I believe I have said my say, and shall merely add that every time Don Pedro puts on his old hat, he says, - "What can McLean be about with my two hats?" "May be," say I, "he has taken them to the Exhibition!" What lots you will have to tell me, when you come back! Till then, believe me, as ever,
Your loving old Mother
P.S. I find I cannot write to the Campbells this post, so shall send this through the Major. Don Pedro is writing to Mr. Cooper, all the local news about roads, Reform Clubs, etc. etc., so you had better get the cream of such matters from him, as I am but a poor hand at such skimmings.

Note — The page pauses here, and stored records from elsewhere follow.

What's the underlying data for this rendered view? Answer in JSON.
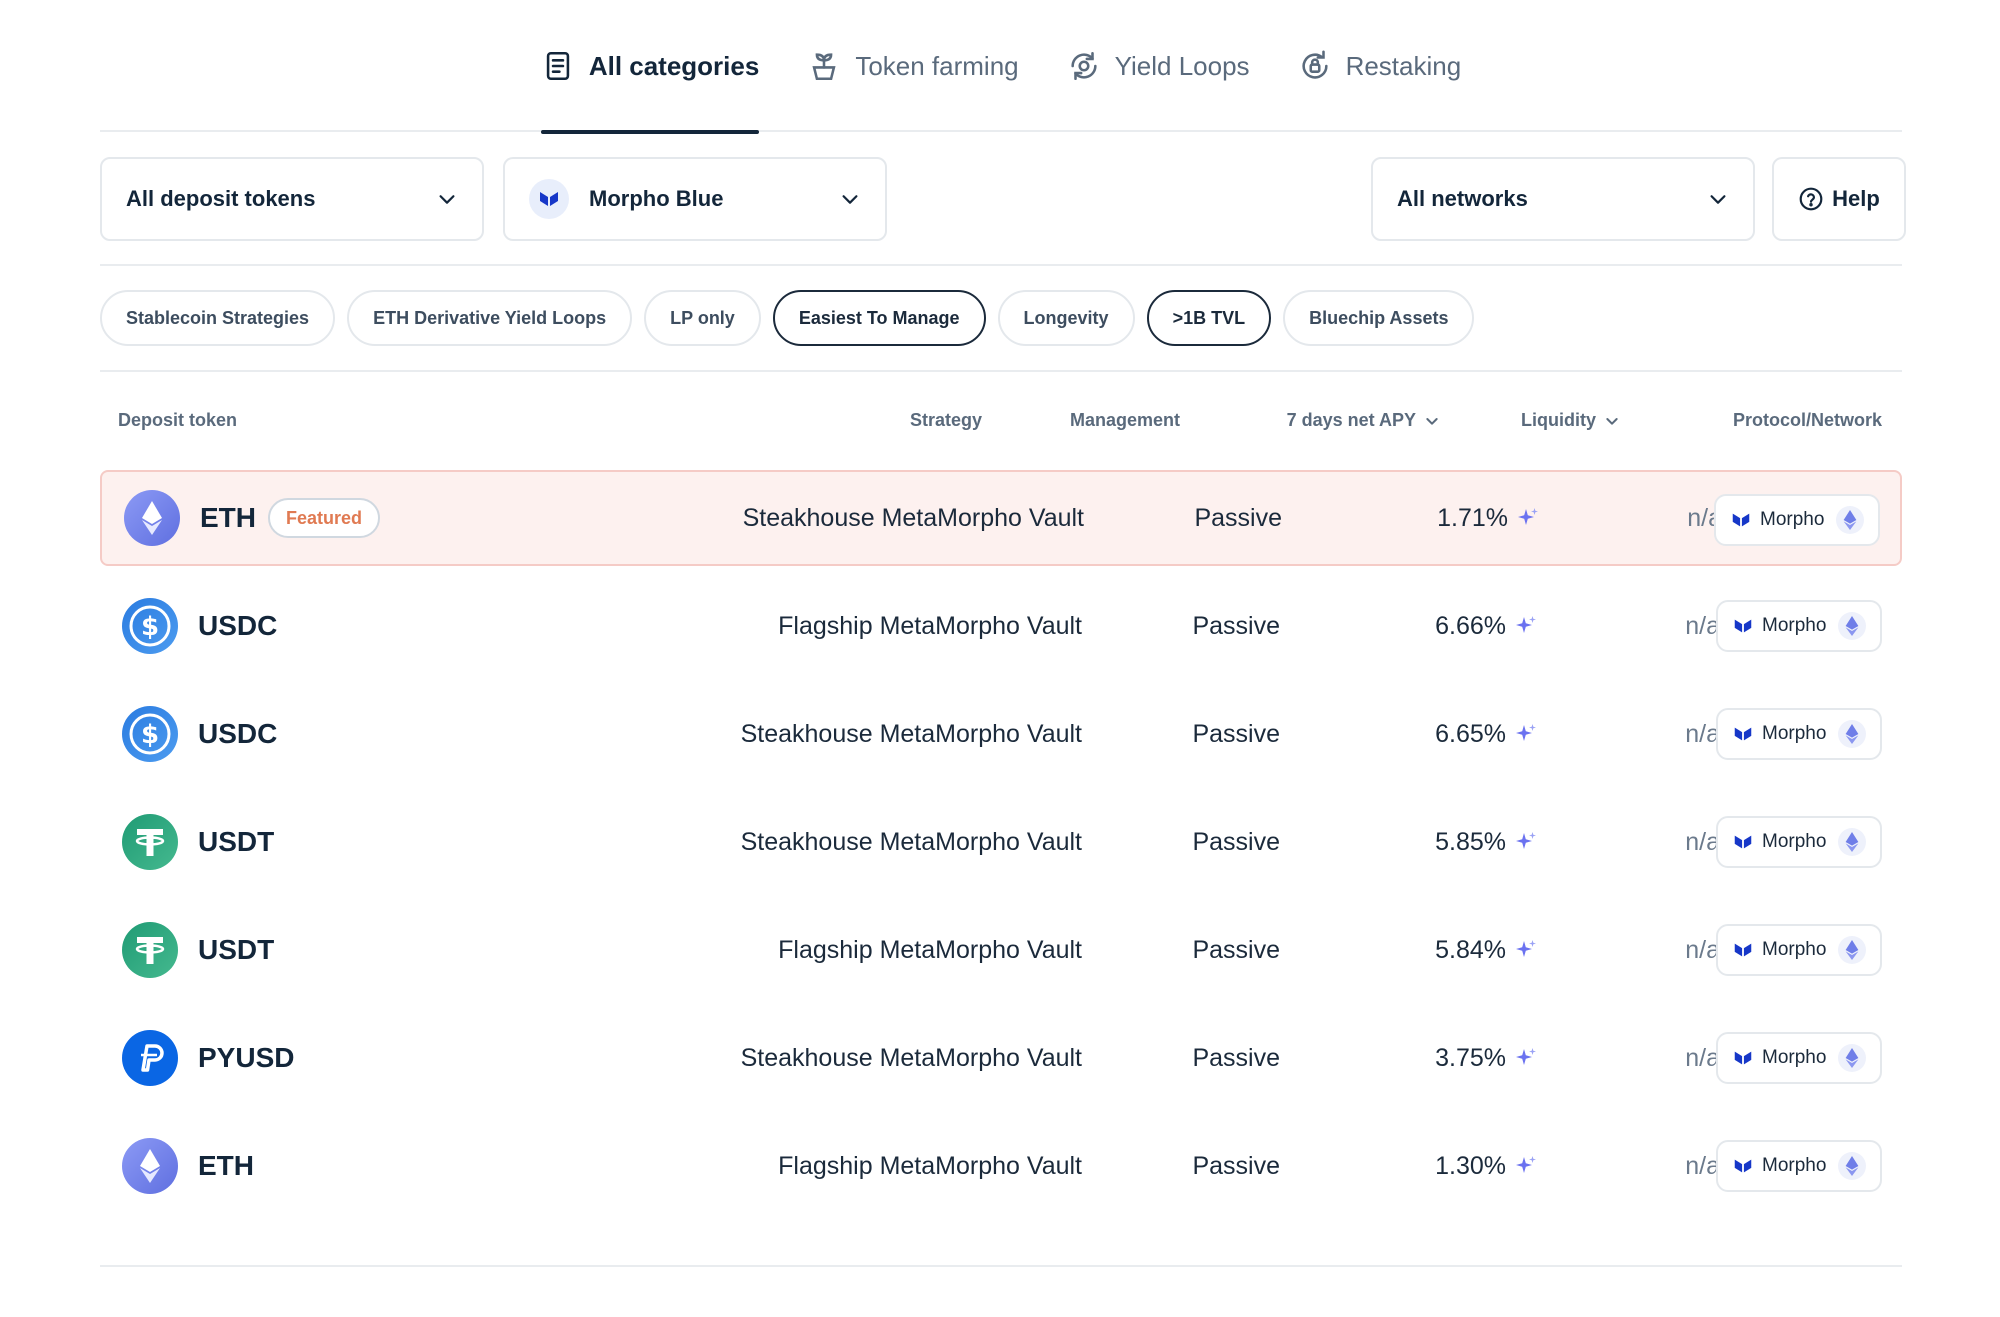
{
  "tabs": [
    {
      "label": "All categories",
      "icon": "document-icon",
      "active": true
    },
    {
      "label": "Token farming",
      "icon": "plant-icon",
      "active": false
    },
    {
      "label": "Yield Loops",
      "icon": "loop-icon",
      "active": false
    },
    {
      "label": "Restaking",
      "icon": "lock-refresh-icon",
      "active": false
    }
  ],
  "filters": {
    "deposit_tokens": "All deposit tokens",
    "protocol": "Morpho Blue",
    "networks": "All networks",
    "help": "Help"
  },
  "chips": [
    {
      "label": "Stablecoin Strategies",
      "selected": false
    },
    {
      "label": "ETH Derivative Yield Loops",
      "selected": false
    },
    {
      "label": "LP only",
      "selected": false
    },
    {
      "label": "Easiest To Manage",
      "selected": true
    },
    {
      "label": "Longevity",
      "selected": false
    },
    {
      "label": ">1B TVL",
      "selected": true
    },
    {
      "label": "Bluechip Assets",
      "selected": false
    }
  ],
  "table": {
    "headers": {
      "deposit_token": "Deposit token",
      "strategy": "Strategy",
      "management": "Management",
      "apy": "7 days net APY",
      "liquidity": "Liquidity",
      "protocol": "Protocol/Network"
    },
    "rows": [
      {
        "token": "ETH",
        "featured": "Featured",
        "strategy": "Steakhouse MetaMorpho Vault",
        "management": "Passive",
        "apy": "1.71%",
        "liquidity": "n/a",
        "protocol": "Morpho"
      },
      {
        "token": "USDC",
        "strategy": "Flagship MetaMorpho Vault",
        "management": "Passive",
        "apy": "6.66%",
        "liquidity": "n/a",
        "protocol": "Morpho"
      },
      {
        "token": "USDC",
        "strategy": "Steakhouse MetaMorpho Vault",
        "management": "Passive",
        "apy": "6.65%",
        "liquidity": "n/a",
        "protocol": "Morpho"
      },
      {
        "token": "USDT",
        "strategy": "Steakhouse MetaMorpho Vault",
        "management": "Passive",
        "apy": "5.85%",
        "liquidity": "n/a",
        "protocol": "Morpho"
      },
      {
        "token": "USDT",
        "strategy": "Flagship MetaMorpho Vault",
        "management": "Passive",
        "apy": "5.84%",
        "liquidity": "n/a",
        "protocol": "Morpho"
      },
      {
        "token": "PYUSD",
        "strategy": "Steakhouse MetaMorpho Vault",
        "management": "Passive",
        "apy": "3.75%",
        "liquidity": "n/a",
        "protocol": "Morpho"
      },
      {
        "token": "ETH",
        "strategy": "Flagship MetaMorpho Vault",
        "management": "Passive",
        "apy": "1.30%",
        "liquidity": "n/a",
        "protocol": "Morpho"
      }
    ]
  },
  "colors": {
    "eth": "#6f7ee8",
    "usdc": "#2775ca",
    "usdt": "#26a17b",
    "pyusd": "#0a66e4",
    "featured_bg": "#fdf1ef",
    "accent_dark": "#13263a",
    "sparkle": "#6b72f0"
  }
}
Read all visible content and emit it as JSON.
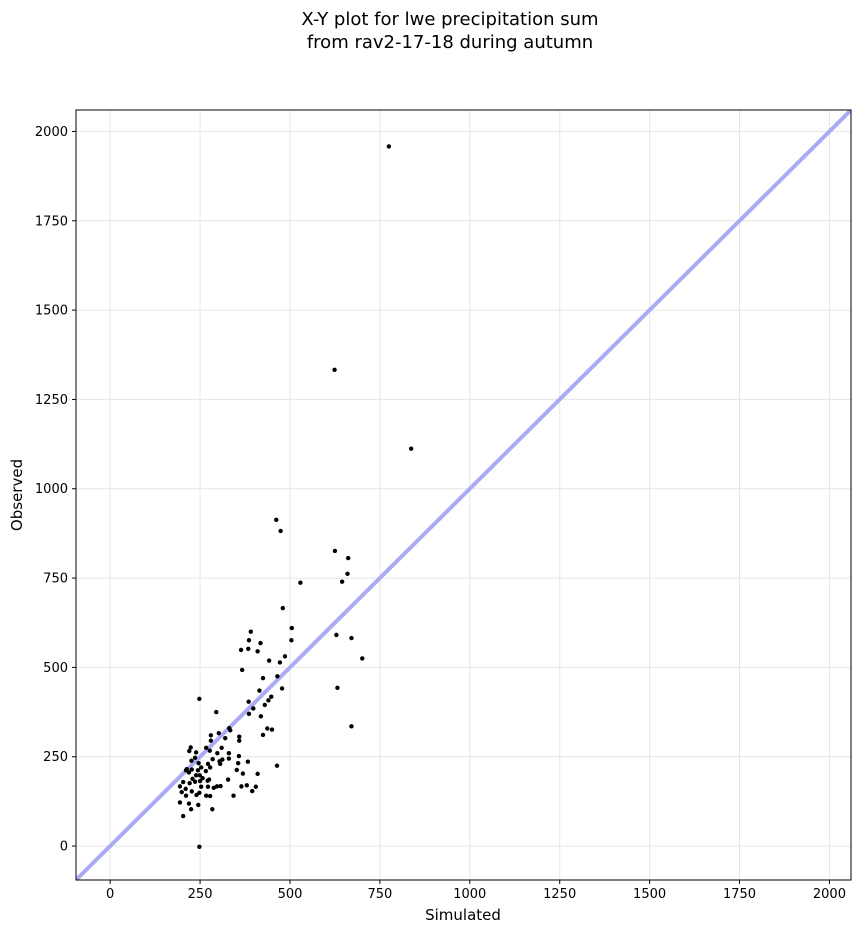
{
  "chart_data": {
    "type": "scatter",
    "title": "X-Y plot for lwe precipitation sum\nfrom rav2-17-18 during autumn",
    "xlabel": "Simulated",
    "ylabel": "Observed",
    "xlim": [
      -95,
      2060
    ],
    "ylim": [
      -95,
      2060
    ],
    "xticks": [
      0,
      250,
      500,
      750,
      1000,
      1250,
      1500,
      1750,
      2000
    ],
    "yticks": [
      0,
      250,
      500,
      750,
      1000,
      1250,
      1500,
      1750,
      2000
    ],
    "grid": true,
    "reference_line": {
      "type": "identity",
      "color": "#aaaaf5"
    },
    "point_color": "#000000",
    "points": [
      [
        775,
        1958
      ],
      [
        624,
        1333
      ],
      [
        837,
        1112
      ],
      [
        462,
        913
      ],
      [
        474,
        882
      ],
      [
        625,
        826
      ],
      [
        662,
        806
      ],
      [
        529,
        737
      ],
      [
        660,
        762
      ],
      [
        645,
        740
      ],
      [
        480,
        666
      ],
      [
        505,
        610
      ],
      [
        391,
        600
      ],
      [
        629,
        591
      ],
      [
        504,
        576
      ],
      [
        671,
        582
      ],
      [
        386,
        576
      ],
      [
        418,
        568
      ],
      [
        384,
        552
      ],
      [
        410,
        545
      ],
      [
        364,
        549
      ],
      [
        486,
        531
      ],
      [
        701,
        525
      ],
      [
        442,
        519
      ],
      [
        472,
        514
      ],
      [
        367,
        493
      ],
      [
        465,
        475
      ],
      [
        425,
        470
      ],
      [
        478,
        441
      ],
      [
        632,
        443
      ],
      [
        415,
        435
      ],
      [
        448,
        418
      ],
      [
        440,
        408
      ],
      [
        385,
        404
      ],
      [
        430,
        395
      ],
      [
        398,
        385
      ],
      [
        248,
        412
      ],
      [
        295,
        375
      ],
      [
        386,
        370
      ],
      [
        419,
        363
      ],
      [
        671,
        335
      ],
      [
        437,
        329
      ],
      [
        450,
        326
      ],
      [
        331,
        330
      ],
      [
        334,
        324
      ],
      [
        425,
        311
      ],
      [
        302,
        316
      ],
      [
        280,
        310
      ],
      [
        320,
        302
      ],
      [
        359,
        306
      ],
      [
        359,
        295
      ],
      [
        280,
        295
      ],
      [
        330,
        260
      ],
      [
        310,
        275
      ],
      [
        298,
        260
      ],
      [
        224,
        276
      ],
      [
        220,
        266
      ],
      [
        239,
        262
      ],
      [
        267,
        275
      ],
      [
        277,
        267
      ],
      [
        358,
        252
      ],
      [
        312,
        242
      ],
      [
        330,
        245
      ],
      [
        383,
        236
      ],
      [
        285,
        243
      ],
      [
        304,
        237
      ],
      [
        246,
        232
      ],
      [
        213,
        215
      ],
      [
        227,
        214
      ],
      [
        253,
        220
      ],
      [
        272,
        230
      ],
      [
        356,
        232
      ],
      [
        266,
        210
      ],
      [
        249,
        198
      ],
      [
        306,
        230
      ],
      [
        352,
        213
      ],
      [
        369,
        203
      ],
      [
        410,
        202
      ],
      [
        464,
        225
      ],
      [
        239,
        198
      ],
      [
        257,
        190
      ],
      [
        219,
        206
      ],
      [
        229,
        188
      ],
      [
        275,
        186
      ],
      [
        250,
        182
      ],
      [
        236,
        180
      ],
      [
        328,
        186
      ],
      [
        271,
        183
      ],
      [
        203,
        179
      ],
      [
        221,
        176
      ],
      [
        194,
        167
      ],
      [
        253,
        166
      ],
      [
        272,
        166
      ],
      [
        288,
        163
      ],
      [
        365,
        167
      ],
      [
        210,
        160
      ],
      [
        227,
        153
      ],
      [
        297,
        167
      ],
      [
        307,
        168
      ],
      [
        380,
        170
      ],
      [
        199,
        151
      ],
      [
        248,
        149
      ],
      [
        211,
        141
      ],
      [
        240,
        143
      ],
      [
        267,
        141
      ],
      [
        278,
        140
      ],
      [
        343,
        141
      ],
      [
        395,
        154
      ],
      [
        405,
        166
      ],
      [
        194,
        122
      ],
      [
        219,
        119
      ],
      [
        245,
        115
      ],
      [
        225,
        103
      ],
      [
        284,
        103
      ],
      [
        203,
        84
      ],
      [
        211,
        212
      ],
      [
        244,
        212
      ],
      [
        278,
        220
      ],
      [
        226,
        239
      ],
      [
        236,
        247
      ],
      [
        248,
        -2
      ]
    ]
  }
}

It is allowed by all that the best part of a woman's letter is always found in the Post Script. The truth is found in this one; for although I do not give the important news myself, I point out to you where you can obtain it. I must positively say "Good-bye, and God bless you." It is getting late, and I must rest my old bones against my work for to-morrow. I have not had a servant for months. I find this hard work wearing me very fast. "Grin and bear it," must be, not only my motto, but that of all the New Plymouth ladies.